Kemp, di Solfrut, ha con­fermato che, sia con il regime tariffario origi­nale che con quello ri­vis­to – del 28 per­cento sulla Tunisia e dal 20 al 50 per­cento sull’Unione Europea – gli esportatori ar­gen­tini ne trar­rebbero vant­aggio, ma i consu­ma­to­ri am­eri­ca­ni forse no.

“Penso che [i dazi] rendano il prodotto più costoso per il consumatore statunitense”, ha affermato. Il punto è vedere come sarà la politica definitiva”.

Analogamente a Clusellas, Zuccardi ha affermato che la sua azienda non ha risentito dell’impatto dei dazi.
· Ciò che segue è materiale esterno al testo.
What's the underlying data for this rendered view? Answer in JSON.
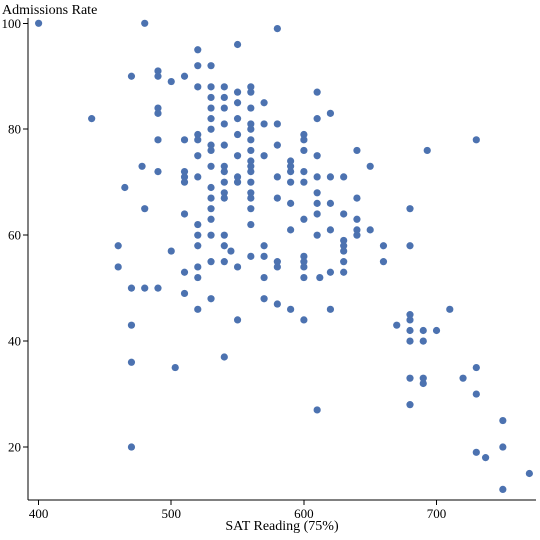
{
  "chart_data": {
    "type": "scatter",
    "title": "",
    "xlabel": "SAT Reading (75%)",
    "ylabel": "Admissions Rate",
    "xlim": [
      392,
      775
    ],
    "ylim": [
      10,
      101
    ],
    "xticks": [
      400,
      500,
      600,
      700
    ],
    "yticks": [
      20,
      40,
      60,
      80,
      100
    ],
    "grid": false,
    "legend": "none",
    "point_color": "#4c72b0",
    "points": [
      [
        400,
        100
      ],
      [
        440,
        82
      ],
      [
        460,
        58
      ],
      [
        460,
        54
      ],
      [
        465,
        69
      ],
      [
        470,
        90
      ],
      [
        470,
        50
      ],
      [
        470,
        43
      ],
      [
        470,
        36
      ],
      [
        470,
        20
      ],
      [
        478,
        73
      ],
      [
        480,
        100
      ],
      [
        480,
        65
      ],
      [
        480,
        50
      ],
      [
        490,
        91
      ],
      [
        490,
        90
      ],
      [
        490,
        84
      ],
      [
        490,
        83
      ],
      [
        490,
        78
      ],
      [
        490,
        72
      ],
      [
        490,
        50
      ],
      [
        500,
        89
      ],
      [
        500,
        57
      ],
      [
        503,
        35
      ],
      [
        510,
        90
      ],
      [
        510,
        78
      ],
      [
        510,
        72
      ],
      [
        510,
        71
      ],
      [
        510,
        70
      ],
      [
        510,
        64
      ],
      [
        510,
        53
      ],
      [
        510,
        49
      ],
      [
        520,
        95
      ],
      [
        520,
        92
      ],
      [
        520,
        88
      ],
      [
        520,
        79
      ],
      [
        520,
        78
      ],
      [
        520,
        75
      ],
      [
        520,
        71
      ],
      [
        520,
        62
      ],
      [
        520,
        60
      ],
      [
        520,
        58
      ],
      [
        520,
        54
      ],
      [
        520,
        52
      ],
      [
        520,
        46
      ],
      [
        530,
        92
      ],
      [
        530,
        88
      ],
      [
        530,
        86
      ],
      [
        530,
        84
      ],
      [
        530,
        82
      ],
      [
        530,
        80
      ],
      [
        530,
        77
      ],
      [
        530,
        76
      ],
      [
        530,
        73
      ],
      [
        530,
        69
      ],
      [
        530,
        67
      ],
      [
        530,
        65
      ],
      [
        530,
        63
      ],
      [
        530,
        60
      ],
      [
        530,
        55
      ],
      [
        530,
        48
      ],
      [
        540,
        88
      ],
      [
        540,
        86
      ],
      [
        540,
        84
      ],
      [
        540,
        81
      ],
      [
        540,
        77
      ],
      [
        540,
        73
      ],
      [
        540,
        72
      ],
      [
        540,
        70
      ],
      [
        540,
        68
      ],
      [
        540,
        67
      ],
      [
        540,
        60
      ],
      [
        540,
        58
      ],
      [
        540,
        55
      ],
      [
        540,
        37
      ],
      [
        545,
        57
      ],
      [
        550,
        96
      ],
      [
        550,
        87
      ],
      [
        550,
        85
      ],
      [
        550,
        82
      ],
      [
        550,
        79
      ],
      [
        550,
        75
      ],
      [
        550,
        71
      ],
      [
        550,
        70
      ],
      [
        550,
        54
      ],
      [
        550,
        44
      ],
      [
        560,
        88
      ],
      [
        560,
        87
      ],
      [
        560,
        84
      ],
      [
        560,
        81
      ],
      [
        560,
        80
      ],
      [
        560,
        78
      ],
      [
        560,
        76
      ],
      [
        560,
        74
      ],
      [
        560,
        73
      ],
      [
        560,
        72
      ],
      [
        560,
        70
      ],
      [
        560,
        68
      ],
      [
        560,
        67
      ],
      [
        560,
        65
      ],
      [
        560,
        62
      ],
      [
        560,
        56
      ],
      [
        570,
        85
      ],
      [
        570,
        81
      ],
      [
        570,
        75
      ],
      [
        570,
        58
      ],
      [
        570,
        56
      ],
      [
        570,
        52
      ],
      [
        570,
        48
      ],
      [
        580,
        99
      ],
      [
        580,
        81
      ],
      [
        580,
        77
      ],
      [
        580,
        71
      ],
      [
        580,
        67
      ],
      [
        580,
        55
      ],
      [
        580,
        54
      ],
      [
        580,
        47
      ],
      [
        590,
        74
      ],
      [
        590,
        73
      ],
      [
        590,
        72
      ],
      [
        590,
        70
      ],
      [
        590,
        66
      ],
      [
        590,
        61
      ],
      [
        590,
        46
      ],
      [
        600,
        79
      ],
      [
        600,
        78
      ],
      [
        600,
        76
      ],
      [
        600,
        72
      ],
      [
        600,
        70
      ],
      [
        600,
        63
      ],
      [
        600,
        56
      ],
      [
        600,
        55
      ],
      [
        600,
        54
      ],
      [
        600,
        52
      ],
      [
        600,
        44
      ],
      [
        610,
        87
      ],
      [
        610,
        82
      ],
      [
        610,
        75
      ],
      [
        610,
        71
      ],
      [
        610,
        68
      ],
      [
        610,
        66
      ],
      [
        610,
        64
      ],
      [
        610,
        60
      ],
      [
        610,
        27
      ],
      [
        612,
        52
      ],
      [
        620,
        83
      ],
      [
        620,
        71
      ],
      [
        620,
        66
      ],
      [
        620,
        61
      ],
      [
        620,
        53
      ],
      [
        620,
        46
      ],
      [
        630,
        71
      ],
      [
        630,
        64
      ],
      [
        630,
        59
      ],
      [
        630,
        58
      ],
      [
        630,
        57
      ],
      [
        630,
        55
      ],
      [
        630,
        53
      ],
      [
        640,
        76
      ],
      [
        640,
        67
      ],
      [
        640,
        63
      ],
      [
        640,
        61
      ],
      [
        640,
        60
      ],
      [
        650,
        73
      ],
      [
        650,
        61
      ],
      [
        660,
        58
      ],
      [
        660,
        55
      ],
      [
        670,
        43
      ],
      [
        680,
        65
      ],
      [
        680,
        58
      ],
      [
        680,
        45
      ],
      [
        680,
        44
      ],
      [
        680,
        42
      ],
      [
        680,
        40
      ],
      [
        680,
        33
      ],
      [
        680,
        28
      ],
      [
        690,
        42
      ],
      [
        690,
        40
      ],
      [
        690,
        33
      ],
      [
        690,
        32
      ],
      [
        693,
        76
      ],
      [
        700,
        42
      ],
      [
        710,
        46
      ],
      [
        720,
        33
      ],
      [
        730,
        78
      ],
      [
        730,
        35
      ],
      [
        730,
        30
      ],
      [
        730,
        19
      ],
      [
        737,
        18
      ],
      [
        750,
        25
      ],
      [
        750,
        20
      ],
      [
        750,
        12
      ],
      [
        770,
        15
      ]
    ]
  }
}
Egli prevede che prezzi leggermente più alti non scoraggeranno la maggior parte dei consumatori alla ricerca di olio extravergine di oliva di qualità superiore.

Bustos Carra ha affermato che i primi segnali di un cambiamento nella politica statunitense nei confronti dell’Argentina risalgono alla sospensione del sistema generalizzato di preferenze per alcuni prodotti, tra cui l’olio d’oliva, ma è ottimista sul fatto che il rapporto personale di Milei con Trump porterà a un accordo per l’Argentina.

«Poiché il nostro Paese è stato il primo a richiedere una revisione delle tariffe in risposta alle nuove misure adottate, siamo ottimisti sul fatto che, sia per affinità politica sia come conseguenza della politica unilaterale perseguita dagli Stati Uniti, potremo ottenere alcuni vantaggi comparativi rispetto ad altri paesi”, ha affermato.

Aleua ha aggiunto che Fincas de Cruz del Eje sta continuando a val­utare la si­tu­a­zione relativa ai dazi statunitensi e a pro­muovere i propri sforzi per entrare in nuovi mar­chetti.

Quando un mercato si chiude, si aprono anche nuove opportunità”, ha affermato. «Il mercato asiatico, ad esem­pio, rap­pre­senta una destina­zione di­stante ma estremamente inter­essante, ed è su di essa che stiamo concen­tra­ndo par­te della nostra strategia futura».